For contractors using field service software like ServiceTitan, Housecall Pro, or Jobber, this integration closes the loop. You see which marketing channels generate the highest average job value, the best close rates, and the most repeat customers.
Read more about marketing attribution for home services.
The ROI calculation
Call tracking costs $50-150/month for most contractors. Is it worth it?
Consider this: if your Google Ads spend is $2,000/month and you can’t tell which campaigns drive calls versus which waste money, you’re probably leaving $500+/month on the table. Eliminating one underperforming campaign pays for the tracking.

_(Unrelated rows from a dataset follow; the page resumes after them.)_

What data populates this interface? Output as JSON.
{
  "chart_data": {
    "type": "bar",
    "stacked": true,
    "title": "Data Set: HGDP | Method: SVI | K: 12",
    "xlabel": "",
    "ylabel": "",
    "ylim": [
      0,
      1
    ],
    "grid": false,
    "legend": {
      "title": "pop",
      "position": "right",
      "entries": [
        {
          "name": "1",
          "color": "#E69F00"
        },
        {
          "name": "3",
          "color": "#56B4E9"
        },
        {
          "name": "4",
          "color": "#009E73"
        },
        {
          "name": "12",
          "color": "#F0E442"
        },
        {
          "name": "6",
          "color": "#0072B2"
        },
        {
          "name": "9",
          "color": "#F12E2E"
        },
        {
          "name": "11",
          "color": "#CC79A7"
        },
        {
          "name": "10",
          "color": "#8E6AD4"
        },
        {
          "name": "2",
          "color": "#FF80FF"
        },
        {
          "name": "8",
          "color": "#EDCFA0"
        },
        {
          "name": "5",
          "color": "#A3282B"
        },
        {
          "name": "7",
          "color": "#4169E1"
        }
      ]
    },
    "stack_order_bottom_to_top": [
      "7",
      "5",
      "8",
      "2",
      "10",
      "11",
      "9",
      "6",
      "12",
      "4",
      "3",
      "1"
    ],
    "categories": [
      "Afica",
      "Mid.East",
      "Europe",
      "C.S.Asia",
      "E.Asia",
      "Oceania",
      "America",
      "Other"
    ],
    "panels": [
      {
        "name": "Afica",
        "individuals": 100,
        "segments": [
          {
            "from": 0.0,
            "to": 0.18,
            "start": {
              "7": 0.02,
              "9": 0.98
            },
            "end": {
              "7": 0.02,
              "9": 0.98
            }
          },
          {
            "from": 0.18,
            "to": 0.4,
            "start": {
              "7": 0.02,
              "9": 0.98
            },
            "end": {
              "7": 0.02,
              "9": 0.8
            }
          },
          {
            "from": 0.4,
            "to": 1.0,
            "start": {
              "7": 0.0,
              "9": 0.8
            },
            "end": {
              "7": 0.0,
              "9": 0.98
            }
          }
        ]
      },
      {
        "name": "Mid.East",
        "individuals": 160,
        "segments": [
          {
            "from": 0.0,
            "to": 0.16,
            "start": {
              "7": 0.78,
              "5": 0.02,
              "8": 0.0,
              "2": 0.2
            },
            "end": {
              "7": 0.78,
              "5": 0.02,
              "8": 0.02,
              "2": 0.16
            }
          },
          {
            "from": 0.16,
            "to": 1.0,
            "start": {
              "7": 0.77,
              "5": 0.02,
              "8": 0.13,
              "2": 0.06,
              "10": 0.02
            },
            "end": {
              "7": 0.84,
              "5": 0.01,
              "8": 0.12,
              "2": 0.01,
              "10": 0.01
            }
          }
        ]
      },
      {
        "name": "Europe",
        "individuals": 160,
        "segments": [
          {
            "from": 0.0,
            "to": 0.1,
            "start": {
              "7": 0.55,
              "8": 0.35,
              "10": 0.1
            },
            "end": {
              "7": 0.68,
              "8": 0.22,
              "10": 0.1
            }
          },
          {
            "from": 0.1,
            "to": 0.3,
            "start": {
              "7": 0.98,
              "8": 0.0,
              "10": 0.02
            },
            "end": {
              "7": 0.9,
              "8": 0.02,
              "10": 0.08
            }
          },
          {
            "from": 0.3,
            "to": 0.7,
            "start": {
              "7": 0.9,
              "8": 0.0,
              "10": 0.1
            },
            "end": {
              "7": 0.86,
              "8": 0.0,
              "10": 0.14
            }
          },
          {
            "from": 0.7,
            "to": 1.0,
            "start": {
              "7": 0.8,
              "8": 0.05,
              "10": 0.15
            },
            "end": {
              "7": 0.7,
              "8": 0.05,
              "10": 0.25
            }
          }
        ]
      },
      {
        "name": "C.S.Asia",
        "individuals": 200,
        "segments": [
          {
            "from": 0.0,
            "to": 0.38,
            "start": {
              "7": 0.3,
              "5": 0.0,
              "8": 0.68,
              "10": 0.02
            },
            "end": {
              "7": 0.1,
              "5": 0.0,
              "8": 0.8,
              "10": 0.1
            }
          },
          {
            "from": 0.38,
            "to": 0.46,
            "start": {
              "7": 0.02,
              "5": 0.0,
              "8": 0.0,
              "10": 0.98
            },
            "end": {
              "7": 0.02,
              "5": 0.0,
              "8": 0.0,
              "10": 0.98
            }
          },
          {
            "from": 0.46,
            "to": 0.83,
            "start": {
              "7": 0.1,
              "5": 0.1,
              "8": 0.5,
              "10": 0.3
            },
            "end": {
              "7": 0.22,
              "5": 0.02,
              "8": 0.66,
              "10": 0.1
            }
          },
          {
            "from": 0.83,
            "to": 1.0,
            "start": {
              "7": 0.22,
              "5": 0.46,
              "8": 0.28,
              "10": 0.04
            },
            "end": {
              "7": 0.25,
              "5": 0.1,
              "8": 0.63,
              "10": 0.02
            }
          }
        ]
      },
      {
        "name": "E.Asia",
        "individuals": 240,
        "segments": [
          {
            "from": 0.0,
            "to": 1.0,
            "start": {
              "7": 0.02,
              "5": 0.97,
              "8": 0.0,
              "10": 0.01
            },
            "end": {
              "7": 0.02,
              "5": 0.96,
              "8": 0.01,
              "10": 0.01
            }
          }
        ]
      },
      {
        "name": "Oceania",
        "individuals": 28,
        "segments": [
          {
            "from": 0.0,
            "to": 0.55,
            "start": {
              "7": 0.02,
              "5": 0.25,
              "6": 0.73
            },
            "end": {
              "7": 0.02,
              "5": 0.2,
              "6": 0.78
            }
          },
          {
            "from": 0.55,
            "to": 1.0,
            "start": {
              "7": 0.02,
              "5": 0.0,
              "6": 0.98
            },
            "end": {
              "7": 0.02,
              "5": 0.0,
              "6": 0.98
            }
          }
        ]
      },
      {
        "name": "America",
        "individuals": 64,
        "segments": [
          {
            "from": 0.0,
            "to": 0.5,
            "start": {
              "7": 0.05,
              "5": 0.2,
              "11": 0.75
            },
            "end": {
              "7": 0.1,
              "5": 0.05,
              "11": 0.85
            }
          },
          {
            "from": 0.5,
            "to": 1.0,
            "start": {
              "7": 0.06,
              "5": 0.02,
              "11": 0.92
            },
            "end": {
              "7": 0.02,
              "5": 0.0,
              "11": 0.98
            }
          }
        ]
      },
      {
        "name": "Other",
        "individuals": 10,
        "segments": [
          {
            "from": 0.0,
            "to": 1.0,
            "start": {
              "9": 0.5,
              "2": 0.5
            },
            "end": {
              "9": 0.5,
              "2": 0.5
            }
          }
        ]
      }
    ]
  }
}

The clarity compounds. When you know exactly what works, you double down on winners and cut losers. Marketing spend becomes more efficient quarter over quarter.
Contractors who implement call tracking typically find 30-40% of their phone leads were unattributed before. That’s 30-40% of their marketing effectiveness that was invisible.
Beyond phone calls
Calls matter most, but they’re not everything. Forms, chats, and texts also generate leads. A complete attribution picture includes all channels.
Most call tracking platforms now offer multi-channel tracking. CallRail tracks forms and texts. WhatConverts tracks everything including chat widgets.
The goal is one dashboard showing all leads by source. No blind spots. No guessing.
When you can see that organic search generates 40% of leads, Google Ads generates 30%, and your referral program generates 20%, you make better decisions about where to invest time and money.
Start with call tracking. It’s where most leads come from. Expand to other channels as your tracking matures.